• peterswe (10/8/2013)


    Since I have worked with Oracle I have removed duplicates using the rowid column. SQL Server has something similar but its an undocumented feature (might be changed without notice).

    delete

    from table t1

    where exists

    (select *

    from table t2

    where t1.column1 = t2.column1

    and t1.column2 = t2.column2

    ...

    and t1.rowid > t2. rowid) -- in Oracle

    and t1.%%physloc%% > %%physloc%%) -- in SQL Server

    This self join can be useful, you dont need to compare all rows for example and it removed more than one row in case of tripple duplicates.

    http://www.sqlskills.com/blogs/paul/sql-server-2008-new-undocumented-physical-row-locator-function/

    Not so sure how happy I would be using this - but then as Paul says all the cool stuff is undocumented.

    Great question, I really like how you have included the ability to retain the latest version.. I usually use a more simple way to remove duplicate rows..

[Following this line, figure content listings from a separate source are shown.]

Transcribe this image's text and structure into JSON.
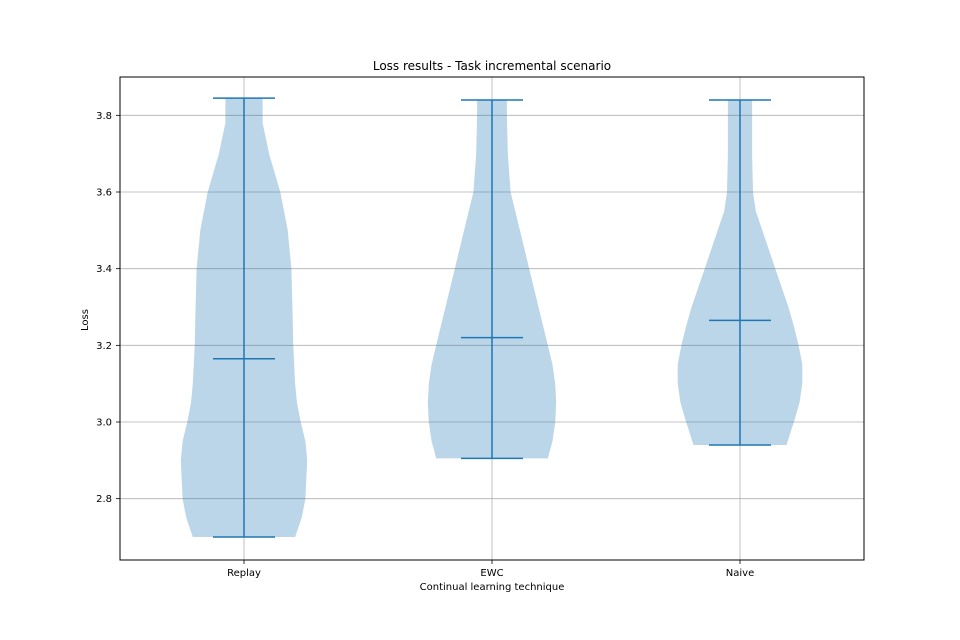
{
  "chart_data": {
    "type": "violin",
    "title": "Loss results - Task incremental scenario",
    "xlabel": "Continual learning technique",
    "ylabel": "Loss",
    "ylim": [
      2.64,
      3.9
    ],
    "yticks": [
      2.8,
      3.0,
      3.2,
      3.4,
      3.6,
      3.8
    ],
    "ytick_labels": [
      "2.8",
      "3.0",
      "3.2",
      "3.4",
      "3.6",
      "3.8"
    ],
    "categories": [
      "Replay",
      "EWC",
      "Naive"
    ],
    "grid": true,
    "series": [
      {
        "name": "Replay",
        "min": 2.7,
        "max": 3.845,
        "mean": 3.165,
        "profile": [
          {
            "y": 2.7,
            "w": 0.55
          },
          {
            "y": 2.75,
            "w": 0.62
          },
          {
            "y": 2.8,
            "w": 0.66
          },
          {
            "y": 2.85,
            "w": 0.67
          },
          {
            "y": 2.9,
            "w": 0.68
          },
          {
            "y": 2.95,
            "w": 0.66
          },
          {
            "y": 3.0,
            "w": 0.61
          },
          {
            "y": 3.05,
            "w": 0.57
          },
          {
            "y": 3.1,
            "w": 0.55
          },
          {
            "y": 3.15,
            "w": 0.54
          },
          {
            "y": 3.2,
            "w": 0.53
          },
          {
            "y": 3.3,
            "w": 0.52
          },
          {
            "y": 3.4,
            "w": 0.51
          },
          {
            "y": 3.5,
            "w": 0.47
          },
          {
            "y": 3.6,
            "w": 0.39
          },
          {
            "y": 3.7,
            "w": 0.27
          },
          {
            "y": 3.78,
            "w": 0.2
          },
          {
            "y": 3.845,
            "w": 0.2
          }
        ]
      },
      {
        "name": "EWC",
        "min": 2.905,
        "max": 3.84,
        "mean": 3.22,
        "profile": [
          {
            "y": 2.905,
            "w": 0.6
          },
          {
            "y": 2.95,
            "w": 0.65
          },
          {
            "y": 3.0,
            "w": 0.68
          },
          {
            "y": 3.05,
            "w": 0.69
          },
          {
            "y": 3.1,
            "w": 0.68
          },
          {
            "y": 3.15,
            "w": 0.65
          },
          {
            "y": 3.2,
            "w": 0.6
          },
          {
            "y": 3.3,
            "w": 0.5
          },
          {
            "y": 3.4,
            "w": 0.4
          },
          {
            "y": 3.5,
            "w": 0.3
          },
          {
            "y": 3.6,
            "w": 0.2
          },
          {
            "y": 3.7,
            "w": 0.17
          },
          {
            "y": 3.8,
            "w": 0.16
          },
          {
            "y": 3.84,
            "w": 0.16
          }
        ]
      },
      {
        "name": "Naive",
        "min": 2.94,
        "max": 3.84,
        "mean": 3.265,
        "profile": [
          {
            "y": 2.94,
            "w": 0.5
          },
          {
            "y": 3.0,
            "w": 0.58
          },
          {
            "y": 3.05,
            "w": 0.64
          },
          {
            "y": 3.1,
            "w": 0.67
          },
          {
            "y": 3.15,
            "w": 0.67
          },
          {
            "y": 3.2,
            "w": 0.63
          },
          {
            "y": 3.25,
            "w": 0.58
          },
          {
            "y": 3.3,
            "w": 0.52
          },
          {
            "y": 3.4,
            "w": 0.38
          },
          {
            "y": 3.5,
            "w": 0.24
          },
          {
            "y": 3.55,
            "w": 0.17
          },
          {
            "y": 3.6,
            "w": 0.14
          },
          {
            "y": 3.7,
            "w": 0.13
          },
          {
            "y": 3.84,
            "w": 0.13
          }
        ]
      }
    ],
    "colors": {
      "body": "#1f77b4",
      "body_opacity": 0.3,
      "lines": "#1f77b4",
      "grid": "#b0b0b0"
    }
  }
}
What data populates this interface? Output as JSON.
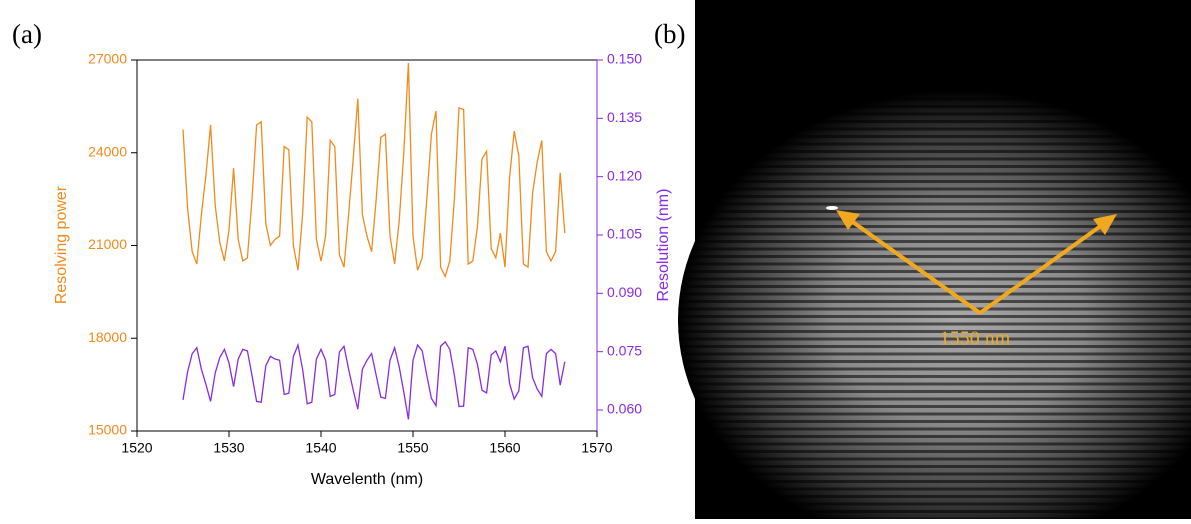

    Using the same table...

    Declare @FName varchar(30), -- values to look for

    @LName varchar (30),-- values to look for

    @cnt int -- count

    Declare getallrecords cursor local static For

    Select count (1), Fname, Lname

    from DuplicateRow (nolock)

    group by FName, LName having count(1)>1

    Open getallrecords

    Fetch next from getallrecords into @cnt,@FName,@LName

    --Cursor to check with all other records

    While @@fetch_status=0

    Begin

    Set @cnt= @cnt-1

    Set rowcount @cnt

    -- Deleting the duplicate records. Observe that all fields are mentioned at the where condition

    Delete from DuplicateRow where Fname=@FName and LName=@LName

    Set rowcount 0

    Fetch next from getallrecords into @cnt,@FName,@LName

    End

    Close getallrecords

    Deallocate getallrecords

    Obviously depending on how many rows you need to compare to ensure your only removing duplicates would depend on what you declare and select.

    Hope this helps...

    Ford Fairlane
    Rock and Roll Detective